This is from the book "Elliptic Curves" by Lawrence Washington.
$E$ is an elliptic curve over $K$
$E[n] = \{P \in E(\bar K) \mid nP = \infty\}$
where $\bar K$ is the algebraic closure of $K$
The points of $E[2]$ are ${\infty, (e_1, 0), (e_2, 0), (e_3, 0)}$
I understood how they get up to the above.
But after this the book says
As an abstract group, this is isomorphic to $Z_2 \oplus Z_2$
They haven't expanded further on this - so it looks like the above is something which should be obvious but I don't understand how the above is true.
For it to be isomorphic to $Z_2 \oplus Z_2$, I think the following needs to be shown
$(e_1, 0) + (e_2, 0) = (e_3, 0)$ and so on
How do we prove the above?
I assume that your elliptic curve is given in Weierstrass form $$E:y^2=x^3+c x^2+ax+b$$ with $c=0$. You factorize $$x^3+cx^2+ax+b=(x-e_1)(x-e_2)(x-e_3)$$ So that $e_1+e_2+e_3=c=0$.
For $E$ to be an elliptic curve (not a singular cubic) you need that the $e_j$ are distinct (and $char(K)\ne 2$).
In the group law of $E$ you have that $-(u,v)=(u,-v)$ so the 2-torsion is the points with either $v=0$ or $v=\infty$, which gives $$E[2]=\{ (\infty,\infty),(e_1,0),(e_2,0),(e_3,0)\}$$ $E$ is an abelian group.
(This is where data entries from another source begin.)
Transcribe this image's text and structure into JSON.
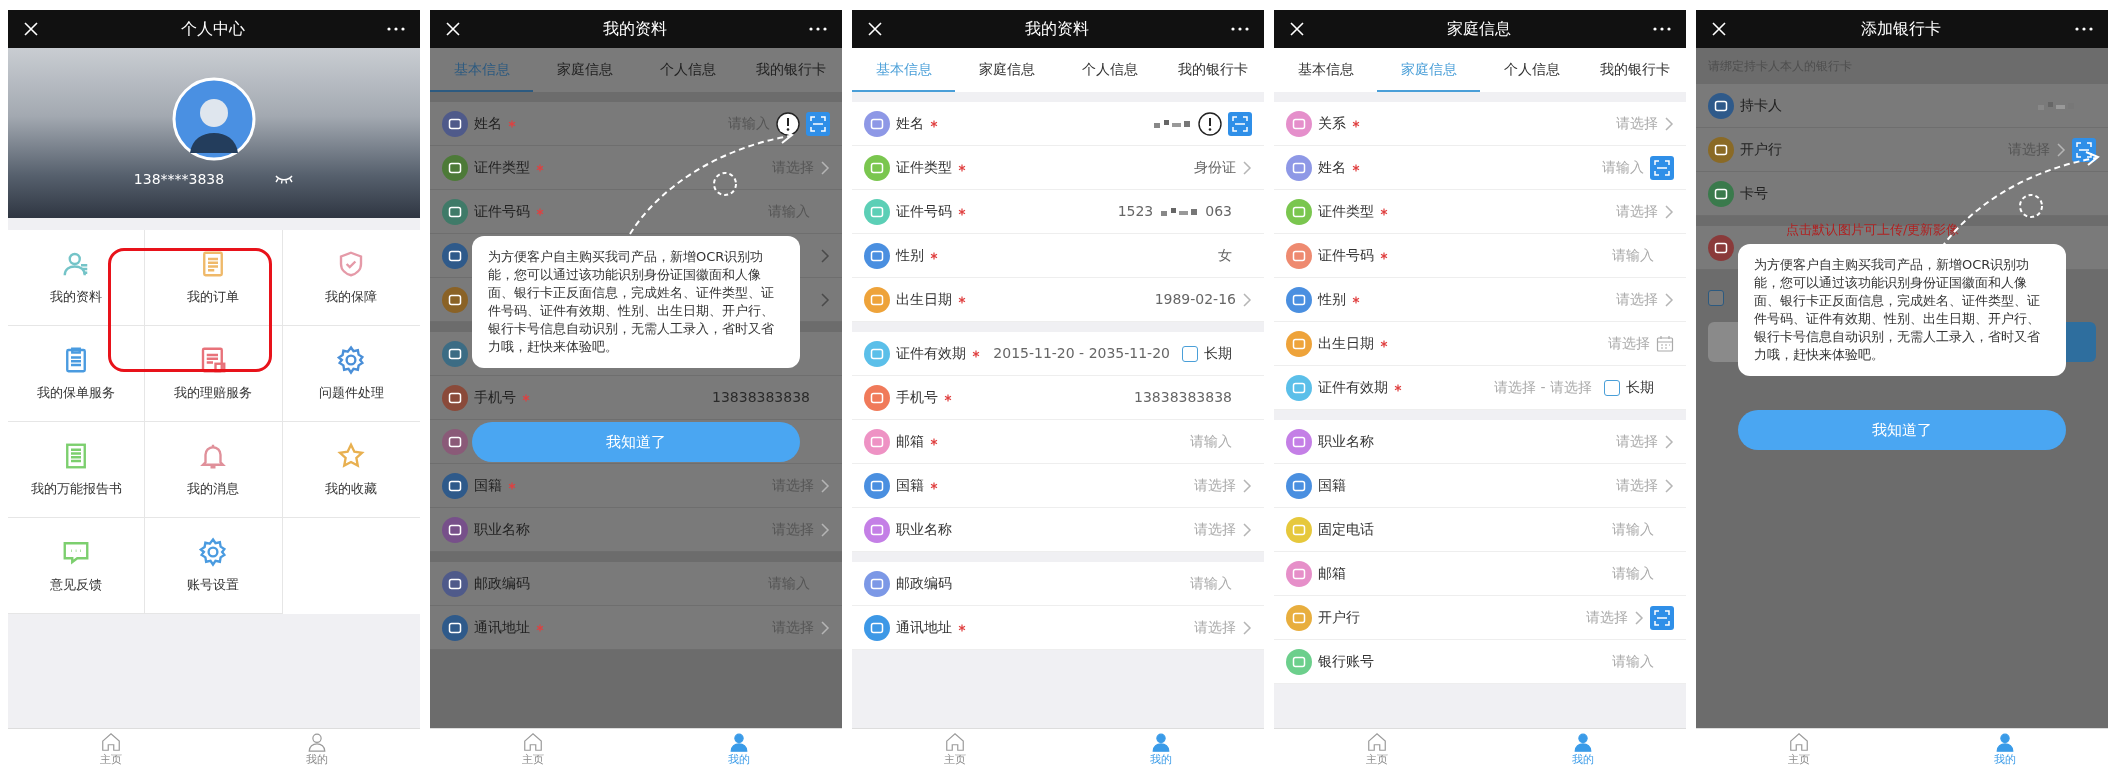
{
  "phones": [
    {
      "kind": "center",
      "title": "个人中心",
      "banner": {
        "phone": "138****3838"
      },
      "menu": [
        {
          "label": "我的资料",
          "kind": "person",
          "color": "#74c4c8"
        },
        {
          "label": "我的订单",
          "kind": "doc",
          "color": "#efb96a"
        },
        {
          "label": "我的保障",
          "kind": "shield",
          "color": "#e59aa8"
        },
        {
          "label": "我的保单服务",
          "kind": "clipboard",
          "color": "#4a9be0"
        },
        {
          "label": "我的理赔服务",
          "kind": "claim",
          "color": "#e8727a"
        },
        {
          "label": "问题件处理",
          "kind": "gear",
          "color": "#4a8fd8"
        },
        {
          "label": "我的万能报告书",
          "kind": "report",
          "color": "#7ccf6e"
        },
        {
          "label": "我的消息",
          "kind": "bell",
          "color": "#e0909a"
        },
        {
          "label": "我的收藏",
          "kind": "star",
          "color": "#e8b050"
        },
        {
          "label": "意见反馈",
          "kind": "chat",
          "color": "#7ccf6e"
        },
        {
          "label": "账号设置",
          "kind": "gear",
          "color": "#4a9be0"
        }
      ],
      "nav": [
        {
          "label": "主页",
          "kind": "home",
          "selected": false
        },
        {
          "label": "我的",
          "kind": "profile",
          "selected": false
        }
      ]
    },
    {
      "kind": "form",
      "title": "我的资料",
      "dimmed": true,
      "tabs": [
        {
          "label": "基本信息",
          "selected": true
        },
        {
          "label": "家庭信息",
          "selected": false
        },
        {
          "label": "个人信息",
          "selected": false
        },
        {
          "label": "我的银行卡",
          "selected": false
        }
      ],
      "sections": [
        [
          {
            "kind": "field",
            "label": "姓名",
            "required": true,
            "color": "#4f5a8a",
            "placeholder": "请输入",
            "info": true,
            "ocr": true
          },
          {
            "kind": "field",
            "label": "证件类型",
            "required": true,
            "color": "#4d7a38",
            "placeholder": "请选择",
            "chevron": true
          },
          {
            "kind": "field",
            "label": "证件号码",
            "required": true,
            "color": "#3f7a68",
            "placeholder": "请输入"
          },
          {
            "kind": "covered",
            "color": "#2f5a8a",
            "chevron": true
          },
          {
            "kind": "covered",
            "color": "#8a6226",
            "chevron": true
          }
        ],
        [
          {
            "kind": "covered",
            "color": "#3c6c84"
          },
          {
            "kind": "field",
            "label": "手机号",
            "required": true,
            "color": "#8a4a3a",
            "value": "13838383838"
          },
          {
            "kind": "covered",
            "color": "#8a5a78"
          },
          {
            "kind": "field",
            "label": "国籍",
            "required": true,
            "color": "#2f5a8a",
            "placeholder": "请选择",
            "chevron": true
          },
          {
            "kind": "field",
            "label": "职业名称",
            "required": false,
            "color": "#77508a",
            "placeholder": "请选择",
            "chevron": true
          }
        ],
        [
          {
            "kind": "field",
            "label": "邮政编码",
            "required": false,
            "color": "#4f5a8a",
            "placeholder": "请输入"
          },
          {
            "kind": "field",
            "label": "通讯地址",
            "required": true,
            "color": "#2f5a8a",
            "placeholder": "请选择",
            "chevron": true
          }
        ]
      ],
      "tutorial": {
        "text": "为方便客户自主购买我司产品，新增OCR识别功能，您可以通过该功能识别身份证国徽面和人像面、银行卡正反面信息，完成姓名、证件类型、证件号码、证件有效期、性别、出生日期、开户行、银行卡号信息自动识别，无需人工录入，省时又省力哦，赶快来体验吧。",
        "button": "我知道了"
      },
      "nav": [
        {
          "label": "主页",
          "kind": "home",
          "selected": false
        },
        {
          "label": "我的",
          "kind": "profile",
          "selected": true
        }
      ]
    },
    {
      "kind": "form",
      "title": "我的资料",
      "dimmed": false,
      "tabs": [
        {
          "label": "基本信息",
          "selected": true
        },
        {
          "label": "家庭信息",
          "selected": false
        },
        {
          "label": "个人信息",
          "selected": false
        },
        {
          "label": "我的银行卡",
          "selected": false
        }
      ],
      "sections": [
        [
          {
            "kind": "field",
            "label": "姓名",
            "required": true,
            "color": "#8e98e6",
            "redacted": true,
            "info": true,
            "ocr": true
          },
          {
            "kind": "field",
            "label": "证件类型",
            "required": true,
            "color": "#7ac64f",
            "value": "身份证",
            "chevron": true
          },
          {
            "kind": "field",
            "label": "证件号码",
            "required": true,
            "color": "#5ccfb6",
            "value": "1523",
            "redacted": true,
            "value_end": "063"
          },
          {
            "kind": "field",
            "label": "性别",
            "required": true,
            "color": "#4a8fe0",
            "value": "女"
          },
          {
            "kind": "field",
            "label": "出生日期",
            "required": true,
            "color": "#eea33a",
            "value": "1989-02-16",
            "chevron": true
          }
        ],
        [
          {
            "kind": "validity",
            "label": "证件有效期",
            "required": true,
            "color": "#5bbfe9",
            "value": "2015-11-20 - 2035-11-20",
            "checkbox": {
              "label": "长期",
              "checked": false
            }
          },
          {
            "kind": "field",
            "label": "手机号",
            "required": true,
            "color": "#f07a5a",
            "value": "13838383838"
          },
          {
            "kind": "field",
            "label": "邮箱",
            "required": true,
            "color": "#ee92c4",
            "placeholder": "请输入"
          },
          {
            "kind": "field",
            "label": "国籍",
            "required": true,
            "color": "#4a8fe0",
            "placeholder": "请选择",
            "chevron": true
          },
          {
            "kind": "field",
            "label": "职业名称",
            "required": false,
            "color": "#c47fe6",
            "placeholder": "请选择",
            "chevron": true
          }
        ],
        [
          {
            "kind": "field",
            "label": "邮政编码",
            "required": false,
            "color": "#7c98e6",
            "placeholder": "请输入"
          },
          {
            "kind": "field",
            "label": "通讯地址",
            "required": true,
            "color": "#3d98e6",
            "placeholder": "请选择",
            "chevron": true
          }
        ]
      ],
      "nav": [
        {
          "label": "主页",
          "kind": "home",
          "selected": false
        },
        {
          "label": "我的",
          "kind": "profile",
          "selected": true
        }
      ]
    },
    {
      "kind": "form",
      "title": "家庭信息",
      "dimmed": false,
      "tabs": [
        {
          "label": "基本信息",
          "selected": false
        },
        {
          "label": "家庭信息",
          "selected": true
        },
        {
          "label": "个人信息",
          "selected": false
        },
        {
          "label": "我的银行卡",
          "selected": false
        }
      ],
      "sections": [
        [
          {
            "kind": "field",
            "label": "关系",
            "required": true,
            "color": "#e58fcb",
            "placeholder": "请选择",
            "chevron": true
          },
          {
            "kind": "field",
            "label": "姓名",
            "required": true,
            "color": "#8e98e6",
            "placeholder": "请输入",
            "ocr": true
          },
          {
            "kind": "field",
            "label": "证件类型",
            "required": true,
            "color": "#7ac64f",
            "placeholder": "请选择",
            "chevron": true
          },
          {
            "kind": "field",
            "label": "证件号码",
            "required": true,
            "color": "#ee8a70",
            "placeholder": "请输入"
          },
          {
            "kind": "field",
            "label": "性别",
            "required": true,
            "color": "#4a8fe0",
            "placeholder": "请选择",
            "chevron": true
          },
          {
            "kind": "field",
            "label": "出生日期",
            "required": true,
            "color": "#eea33a",
            "placeholder": "请选择",
            "calendar": true
          },
          {
            "kind": "validity",
            "label": "证件有效期",
            "required": true,
            "color": "#5bbfe9",
            "placeholder": "请选择 - 请选择",
            "checkbox": {
              "label": "长期",
              "checked": false
            }
          }
        ],
        [
          {
            "kind": "field",
            "label": "职业名称",
            "required": false,
            "color": "#c47fe6",
            "placeholder": "请选择",
            "chevron": true
          },
          {
            "kind": "field",
            "label": "国籍",
            "required": false,
            "color": "#4a8fe0",
            "placeholder": "请选择",
            "chevron": true
          },
          {
            "kind": "field",
            "label": "固定电话",
            "required": false,
            "color": "#e6c83c",
            "placeholder": "请输入"
          },
          {
            "kind": "field",
            "label": "邮箱",
            "required": false,
            "color": "#e68fc9",
            "placeholder": "请输入"
          },
          {
            "kind": "field",
            "label": "开户行",
            "required": false,
            "color": "#e8ae3e",
            "placeholder": "请选择",
            "chevron": true,
            "ocr": true
          },
          {
            "kind": "field",
            "label": "银行账号",
            "required": false,
            "color": "#6ccf8c",
            "placeholder": "请输入"
          }
        ]
      ],
      "nav": [
        {
          "label": "主页",
          "kind": "home",
          "selected": false
        },
        {
          "label": "我的",
          "kind": "profile",
          "selected": true
        }
      ]
    },
    {
      "kind": "card",
      "title": "添加银行卡",
      "dimmed": true,
      "hint": "请绑定持卡人本人的银行卡",
      "sections": [
        [
          {
            "kind": "field",
            "label": "持卡人",
            "required": false,
            "color": "#2f5a8a",
            "redacted": true
          },
          {
            "kind": "field",
            "label": "开户行",
            "required": false,
            "color": "#8a6a26",
            "placeholder": "请选择",
            "chevron": true,
            "ocr": true
          },
          {
            "kind": "field",
            "label": "卡号",
            "required": false,
            "color": "#3a7a4c"
          }
        ],
        [
          {
            "kind": "covered",
            "color": "#8a3a3a"
          }
        ]
      ],
      "agreement": {
        "checked": false
      },
      "tutorial": {
        "note": "点击默认图片可上传/更新影像",
        "text": "为方便客户自主购买我司产品，新增OCR识别功能，您可以通过该功能识别身份证国徽面和人像面、银行卡正反面信息，完成姓名、证件类型、证件号码、证件有效期、性别、出生日期、开户行、银行卡号信息自动识别，无需人工录入，省时又省力哦，赶快来体验吧。",
        "button": "我知道了"
      },
      "nav": [
        {
          "label": "主页",
          "kind": "home",
          "selected": false
        },
        {
          "label": "我的",
          "kind": "profile",
          "selected": true
        }
      ]
    }
  ]
}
Whence $E[2]$ is a subgroup.
$(e_1,0)+(e_2,0)$ can't be $(\infty,\infty)$ as otherwise you'd have $(e_1,0)=-(e_2,0)=(e_2,0)$ so $e_1=e_2$.
$(e_1,0)+(e_2,0)$ can't be $(e_1,0)=(e_1,0)+(\infty,\infty)$ as otherwise you'd have $(e_2,0)=(\infty,\infty)$.
Similarly $(e_1,0)+(e_2,0)$ can't be $(e_2,0)$.
Whence $(e_1,0)+(e_2,0)=(e_3,0)$.
Similarly $(e_i,0)+(e_j,0)=(e_k,0)$ for $i\ne j\ne k$.
Otherwise, in general, $E[2]$ is a $\Bbb{F}_2$-vector space so it is automatically $\cong (\Bbb{F}_2)^n$ with $2^n=|E[2]|$ ie. $n=2$.